There are three possibilities I see here.
First, your data might not suit wide comparisons. If there's a high chance that (*tptr & *xptr) != *tptr
within the first few blocks, the plain C++ version will almost certainly always be faster. In that instance, your SSE will run through more code & data to accomplish the same thing.
Second, your SSE code may be incorrect. It's not totally clear here. If no_blocks_
is identical between the two samples, then start + i
is probably having the unwanted behavior of indexing into 128-bit elements, not 32-bit as the first sample.

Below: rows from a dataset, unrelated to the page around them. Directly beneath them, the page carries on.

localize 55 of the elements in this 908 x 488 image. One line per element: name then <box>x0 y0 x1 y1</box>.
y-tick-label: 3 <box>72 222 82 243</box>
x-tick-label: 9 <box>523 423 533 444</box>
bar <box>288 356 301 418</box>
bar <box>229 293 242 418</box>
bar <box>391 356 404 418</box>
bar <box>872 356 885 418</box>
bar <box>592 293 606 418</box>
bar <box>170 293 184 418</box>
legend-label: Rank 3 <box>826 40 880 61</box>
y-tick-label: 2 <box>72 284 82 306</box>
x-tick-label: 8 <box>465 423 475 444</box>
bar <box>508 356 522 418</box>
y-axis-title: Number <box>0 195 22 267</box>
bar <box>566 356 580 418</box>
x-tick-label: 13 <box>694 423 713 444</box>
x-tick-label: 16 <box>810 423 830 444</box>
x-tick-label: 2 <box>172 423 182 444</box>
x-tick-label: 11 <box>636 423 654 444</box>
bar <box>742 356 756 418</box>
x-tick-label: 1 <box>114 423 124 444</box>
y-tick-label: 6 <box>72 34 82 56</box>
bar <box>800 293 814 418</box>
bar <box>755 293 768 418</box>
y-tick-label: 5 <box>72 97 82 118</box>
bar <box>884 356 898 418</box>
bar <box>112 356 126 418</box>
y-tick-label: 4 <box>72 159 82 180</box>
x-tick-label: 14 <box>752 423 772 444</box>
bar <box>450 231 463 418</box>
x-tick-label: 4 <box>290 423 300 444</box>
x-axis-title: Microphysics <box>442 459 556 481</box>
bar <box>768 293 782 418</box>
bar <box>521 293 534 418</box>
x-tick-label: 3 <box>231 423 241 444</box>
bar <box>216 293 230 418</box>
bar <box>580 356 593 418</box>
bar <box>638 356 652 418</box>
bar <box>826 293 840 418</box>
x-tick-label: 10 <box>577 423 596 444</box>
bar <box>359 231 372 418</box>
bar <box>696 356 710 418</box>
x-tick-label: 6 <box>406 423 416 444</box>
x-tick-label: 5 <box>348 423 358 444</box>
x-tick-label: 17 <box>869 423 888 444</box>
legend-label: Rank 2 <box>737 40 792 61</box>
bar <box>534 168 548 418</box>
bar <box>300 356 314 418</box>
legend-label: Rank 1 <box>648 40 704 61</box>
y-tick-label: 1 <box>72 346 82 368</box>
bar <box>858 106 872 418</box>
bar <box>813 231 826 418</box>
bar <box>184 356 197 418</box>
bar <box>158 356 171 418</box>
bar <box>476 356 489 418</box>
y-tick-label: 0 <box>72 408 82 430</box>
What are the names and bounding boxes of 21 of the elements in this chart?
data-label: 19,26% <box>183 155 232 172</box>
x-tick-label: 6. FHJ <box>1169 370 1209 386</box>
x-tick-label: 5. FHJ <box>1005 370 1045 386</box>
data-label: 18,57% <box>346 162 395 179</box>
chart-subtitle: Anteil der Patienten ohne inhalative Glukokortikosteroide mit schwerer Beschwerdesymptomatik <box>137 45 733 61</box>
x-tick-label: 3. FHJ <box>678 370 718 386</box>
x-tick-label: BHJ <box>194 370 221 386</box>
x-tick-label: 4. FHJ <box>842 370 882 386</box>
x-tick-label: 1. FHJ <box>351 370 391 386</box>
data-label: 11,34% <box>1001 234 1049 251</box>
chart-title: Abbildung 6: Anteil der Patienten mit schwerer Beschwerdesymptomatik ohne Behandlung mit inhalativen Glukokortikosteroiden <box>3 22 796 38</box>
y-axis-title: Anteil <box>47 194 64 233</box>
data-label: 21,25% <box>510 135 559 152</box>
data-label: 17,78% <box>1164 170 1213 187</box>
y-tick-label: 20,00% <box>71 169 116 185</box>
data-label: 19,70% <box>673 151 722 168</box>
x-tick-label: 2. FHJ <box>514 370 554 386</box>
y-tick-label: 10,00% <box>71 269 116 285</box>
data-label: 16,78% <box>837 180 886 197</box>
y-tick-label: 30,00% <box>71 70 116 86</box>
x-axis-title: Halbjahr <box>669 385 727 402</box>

Third, SSE really likes it when instructions can be pipelined, and this is such a short loop that you might not be getting that. You can reduce branching significantly here by processing more than one SSE block at once.
Here's a quick untested shot at processing 2 SSE blocks at once. Note I've removed the block != xblock
branch entirely by keeping the state outside of the loop and only testing at the end. In total, this moves things from 1.3 branches per int
to 0.25.
bool equal(unsigned const *a, unsigned const *b, unsigned count)
{
__m128i eq1 = _mm_setzero_si128();
__m128i eq2 = _mm_setzero_si128();
for (unsigned i = 0; i != count; i += 8)
{
__m128i xa1 = _mm_load_si128((__m128i const*)(a + i));
__m128i xb1 = _mm_load_si128((__m128i const*)(b + i));
eq1 = _mm_or_si128(eq1, _mm_xor_si128(xa1, xb1));
xa1 = _mm_cmpeq_epi32(xa1, _mm_and_si128(xa1, xb1));
__m128i xa2 = _mm_load_si128((__m128i const*)(a + i + 4));
__m128i xb2 = _mm_load_si128((__m128i const*)(b + i + 4));
eq2 = _mm_or_si128(eq2, _mm_xor_si128(xa2, xb2));
xa2 = _mm_cmpeq_epi32(xa2, _mm_and_si128(xa2, xb2));
if (_mm_movemask_epi8(_mm_packs_epi32(xa1, xa2)) != 0xFFFF)
return false;
}
return _mm_movemask_epi8(_mm_or_si128(eq1, eq2)) != 0;
}
If you've got enough data and a low probability of failure within the first few SSE blocks, something like this should be at least somewhat faster than your SSE.